One of the biggest questions up for debate is whether or not SARS-CoV-2, the virus that causes Covid-19, can directly enter and infect the brain. Its ability to do so depends on the presence of ACE2 receptors in our neurons—the most fundamental unit of the nervous system—and our astrocytes, star-shaped cells that populate the brain and spinal cord and serve many protective and communicative functions. Some researchers have observed ACE2 expression in laboratory-grown cell cultures and deemed this enough evidence to substantiate the hypothesis of direct infection. But at least one brain autopsy report, compiled by neuropathologists at Columbia University, ruled against the possibility when no virus was detected in the brains of 41 patients who lost their lives to Covid-19 during their respective hospitalizations. 
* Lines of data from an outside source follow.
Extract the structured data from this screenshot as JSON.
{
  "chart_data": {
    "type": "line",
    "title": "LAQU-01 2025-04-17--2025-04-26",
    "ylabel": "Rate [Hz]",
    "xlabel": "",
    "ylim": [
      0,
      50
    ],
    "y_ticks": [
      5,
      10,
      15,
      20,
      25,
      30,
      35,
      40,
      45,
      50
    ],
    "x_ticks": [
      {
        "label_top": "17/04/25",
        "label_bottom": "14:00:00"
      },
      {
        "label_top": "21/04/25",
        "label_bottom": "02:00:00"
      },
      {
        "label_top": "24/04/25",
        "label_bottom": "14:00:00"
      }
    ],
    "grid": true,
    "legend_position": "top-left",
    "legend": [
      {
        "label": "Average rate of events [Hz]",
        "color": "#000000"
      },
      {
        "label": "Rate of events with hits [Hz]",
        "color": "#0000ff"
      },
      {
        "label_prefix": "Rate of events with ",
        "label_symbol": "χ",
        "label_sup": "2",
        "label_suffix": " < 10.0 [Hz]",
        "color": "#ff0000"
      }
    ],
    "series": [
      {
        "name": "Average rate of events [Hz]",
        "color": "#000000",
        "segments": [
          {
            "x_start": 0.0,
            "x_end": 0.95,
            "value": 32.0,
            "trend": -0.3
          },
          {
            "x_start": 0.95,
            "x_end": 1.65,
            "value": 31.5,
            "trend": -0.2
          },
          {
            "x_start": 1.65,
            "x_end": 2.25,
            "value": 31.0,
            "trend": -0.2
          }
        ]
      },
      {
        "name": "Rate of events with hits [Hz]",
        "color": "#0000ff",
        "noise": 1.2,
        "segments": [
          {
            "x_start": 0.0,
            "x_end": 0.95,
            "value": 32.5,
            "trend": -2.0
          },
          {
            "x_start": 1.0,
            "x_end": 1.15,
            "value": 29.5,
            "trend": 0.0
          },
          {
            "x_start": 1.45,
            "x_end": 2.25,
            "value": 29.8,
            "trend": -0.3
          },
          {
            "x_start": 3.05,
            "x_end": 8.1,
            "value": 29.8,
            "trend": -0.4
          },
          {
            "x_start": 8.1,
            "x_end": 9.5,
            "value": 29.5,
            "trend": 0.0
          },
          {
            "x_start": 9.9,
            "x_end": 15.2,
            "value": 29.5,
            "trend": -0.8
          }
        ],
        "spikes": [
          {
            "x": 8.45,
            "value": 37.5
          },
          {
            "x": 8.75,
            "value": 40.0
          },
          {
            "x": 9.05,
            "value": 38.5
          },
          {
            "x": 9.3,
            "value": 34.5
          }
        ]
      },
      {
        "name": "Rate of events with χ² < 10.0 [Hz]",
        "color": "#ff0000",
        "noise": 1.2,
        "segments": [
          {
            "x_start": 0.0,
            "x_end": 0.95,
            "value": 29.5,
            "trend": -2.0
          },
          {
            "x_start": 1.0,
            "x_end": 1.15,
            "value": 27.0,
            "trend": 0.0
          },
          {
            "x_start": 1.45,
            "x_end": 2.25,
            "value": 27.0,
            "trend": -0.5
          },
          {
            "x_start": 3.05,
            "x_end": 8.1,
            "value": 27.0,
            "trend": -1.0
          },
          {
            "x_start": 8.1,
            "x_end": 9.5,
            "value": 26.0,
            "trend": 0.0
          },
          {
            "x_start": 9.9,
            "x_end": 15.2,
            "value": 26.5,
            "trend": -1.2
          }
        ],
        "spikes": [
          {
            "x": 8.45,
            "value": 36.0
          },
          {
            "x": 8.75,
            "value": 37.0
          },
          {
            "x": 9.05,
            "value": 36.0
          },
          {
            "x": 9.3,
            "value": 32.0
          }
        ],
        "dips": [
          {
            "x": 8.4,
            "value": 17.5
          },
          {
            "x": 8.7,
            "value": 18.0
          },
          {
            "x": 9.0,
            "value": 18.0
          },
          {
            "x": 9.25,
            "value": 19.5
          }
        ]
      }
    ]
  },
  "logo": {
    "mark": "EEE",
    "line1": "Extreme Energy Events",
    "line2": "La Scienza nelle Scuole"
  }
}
More studies that distinguish between neurological and psychological symptoms but examine them in conjunction are needed for us to understand how they coalesce and interact. One of the largest studies to examine both, a retrospective assessment published in The Lancet earlier this month, pooled the health outcomes of almost 240,000 Covid-19 patients—reported over a period of six months—and cross-analyzed them with survivors of other respiratory infections. Compared to the flu, the researchers found their subjects were 44 percent more likely to develop neurological or psychiatric complications. Most of these patients had mental health conditions like depression or anxiety, while those with severe illness experienced a greater share of dementia and stroke.

As the NYU study, reflecting the opinions of Dr. Steven Galetta, makes clear, it can be difficult to distinguish between the long-term neuropsychiatric effects normally seen in patients who have spent extended periods of time intubated or in intensive care. In any case, the effects Covid-19 has on the brain are too apparent to be negligible, even if we don’t know exactly why or how they manifest. Physicians caring for Covid-19 patients must allow the evidence amassed so far to inform their clinical practices and recommendations for care. Significantly more research is also needed to understand how neuropsychiatric Covid-19 symptoms work and how to treat them. Last but not least, those of us lucky enough to have evaded Covid-19 infection must take note and take caution as more infectious variants of SARS-CoV-2 spread far and wide. This virus only continues to surprise us with its capabilities—no need to learn about them the hard way.